El día comenzó con una sensación de calma extraña, como si fuera una fachada que escondía algo que estaba a punto de romperse. Vicky estaba esperando afuera de mi cuarto, como de costumbre. Siempre lo hacía, pero ese día parecía más inquieta. Sus ojos brillaban con preguntas que aún no se atrevía a formular. Caminamos juntas hacia el comedor, y en el silencio de las escaleras, finalmente habló:

—¿Cómo se lo tomó la pequeña? —preguntó en voz baja.

Sabía que se refería a Anna, y el solo recordarlo hizo que mi pecho se apretara. Suspiré, intentando controlar la emoción.

—Le costó mucho... —admití, sintiendo que mi voz temblaba ligeramente—. Traté de explicárselo de la manera más sencilla, pero verla llorar... —me detuve, incapaz de continuar por un momento—. Ella apenas entiende lo que significa que la abuela ya no esté. Me pidió que la trajera de vuelta, Vicky. ¿Cómo le explicas a alguien tan pequeño que hay cosas que ni yo puedo cambiar?

Vicky asintió, y sin decir nada, me dio un apretón en el brazo. Era un gesto pequeño, pero me ancló a la realidad. Estaba agradecida por ella y por el grupo en general. En momentos como ese, sabía que no podía enfrentar todo sola.

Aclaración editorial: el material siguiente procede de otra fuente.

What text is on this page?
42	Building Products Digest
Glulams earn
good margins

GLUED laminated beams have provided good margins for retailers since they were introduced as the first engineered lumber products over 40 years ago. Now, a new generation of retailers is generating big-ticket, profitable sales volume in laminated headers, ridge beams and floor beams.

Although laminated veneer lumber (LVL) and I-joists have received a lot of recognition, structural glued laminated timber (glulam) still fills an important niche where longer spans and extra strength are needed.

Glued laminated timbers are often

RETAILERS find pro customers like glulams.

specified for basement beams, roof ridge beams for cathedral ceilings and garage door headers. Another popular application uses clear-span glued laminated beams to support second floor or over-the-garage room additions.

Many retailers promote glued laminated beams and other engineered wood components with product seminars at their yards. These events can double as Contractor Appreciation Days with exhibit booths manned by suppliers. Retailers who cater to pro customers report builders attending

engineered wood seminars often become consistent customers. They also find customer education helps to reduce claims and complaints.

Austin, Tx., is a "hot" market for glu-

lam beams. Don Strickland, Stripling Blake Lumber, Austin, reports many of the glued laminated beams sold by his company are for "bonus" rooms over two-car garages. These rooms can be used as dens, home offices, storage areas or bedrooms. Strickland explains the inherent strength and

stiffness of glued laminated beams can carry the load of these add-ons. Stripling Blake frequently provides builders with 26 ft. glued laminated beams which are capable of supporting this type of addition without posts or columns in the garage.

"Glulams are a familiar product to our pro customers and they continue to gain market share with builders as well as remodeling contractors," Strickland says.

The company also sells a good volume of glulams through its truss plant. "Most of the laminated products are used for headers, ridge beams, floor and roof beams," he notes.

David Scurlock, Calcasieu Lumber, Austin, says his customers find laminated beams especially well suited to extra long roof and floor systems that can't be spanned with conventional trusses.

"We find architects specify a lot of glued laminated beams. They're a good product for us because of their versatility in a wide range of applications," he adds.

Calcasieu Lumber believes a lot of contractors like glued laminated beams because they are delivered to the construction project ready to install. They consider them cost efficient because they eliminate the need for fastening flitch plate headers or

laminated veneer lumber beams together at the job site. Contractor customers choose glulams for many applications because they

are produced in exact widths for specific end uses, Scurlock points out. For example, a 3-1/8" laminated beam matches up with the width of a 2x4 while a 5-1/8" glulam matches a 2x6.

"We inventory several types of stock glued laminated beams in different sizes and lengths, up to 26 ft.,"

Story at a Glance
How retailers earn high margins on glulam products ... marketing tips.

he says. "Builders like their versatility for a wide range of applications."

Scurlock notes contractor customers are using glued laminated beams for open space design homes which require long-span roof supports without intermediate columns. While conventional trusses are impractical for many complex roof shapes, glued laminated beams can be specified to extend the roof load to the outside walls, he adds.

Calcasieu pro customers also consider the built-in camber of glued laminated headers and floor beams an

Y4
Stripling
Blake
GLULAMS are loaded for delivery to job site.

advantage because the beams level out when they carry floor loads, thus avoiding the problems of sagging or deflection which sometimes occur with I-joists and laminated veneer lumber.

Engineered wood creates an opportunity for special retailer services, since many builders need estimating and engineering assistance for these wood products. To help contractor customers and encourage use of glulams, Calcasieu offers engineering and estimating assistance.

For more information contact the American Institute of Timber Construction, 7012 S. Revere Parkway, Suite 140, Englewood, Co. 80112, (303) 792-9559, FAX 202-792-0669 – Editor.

Cuando llegamos al comedor, las conversaciones y risas ya llenaban el ambiente. Los demás estaban en sus lugares habituales, charlando como si todo estuviera bien. Me senté junto a Isaac, quien me dio un saludo tranquilo con un gesto de la cabeza. Intenté comer, pero el nudo en mi estómago hacía que cada bocado fuera un desafío.

De repente, Mateo y Luna entraron de la mano, con una energía tan contagiosa que la atención de todos se centró en ellos. Ambos sonreían, y sus miradas brillaban con complicidad. Luna fue la primera en hablar:

—¡Chicos! Tenemos algo que contarles —dijo con entusiasmo, mientras apretaba la mano de Mateo—. Ayer, Mateo me pidió que fuéramos novios… ¡y dije que sí!

El comedor estalló en aplausos y felicitaciones. Algunos, como Mike, aprovecharon para hacer bromas, mientras que otros simplemente sonreían. Yo me uní al ambiente, felicitándolos con una sonrisa, pero por dentro, sentía que estaba en un lugar completamente diferente al resto. Su felicidad contrastaba tanto con mi estado mental que no podía evitar sentirme desconectada.

Las clases comenzaron después del desayuno, pero la sensación de normalidad se desmoronó rápidamente. Cuando entramos al aula de economía, no estaba Fran, nuestro profesor habitual. En su lugar, Rocío, la profesora de latín, estaba sentada frente a su tablet. Todos nos miramos, extrañados, hasta que Mike, como siempre, no pudo contenerse.

—¿Dónde está Fran? —preguntó directamente.

Rocío levantó la vista brevemente, con una expresión imperturbable.

—Surgieron asuntos personales —respondió con indiferencia, antes de volver a concentrarse en la pantalla.

Algo estaba mal. Fran nunca faltaba. Era un hombre meticuloso, casi obsesivo con su trabajo. Esta ausencia sin explicación era completamente fuera de lugar.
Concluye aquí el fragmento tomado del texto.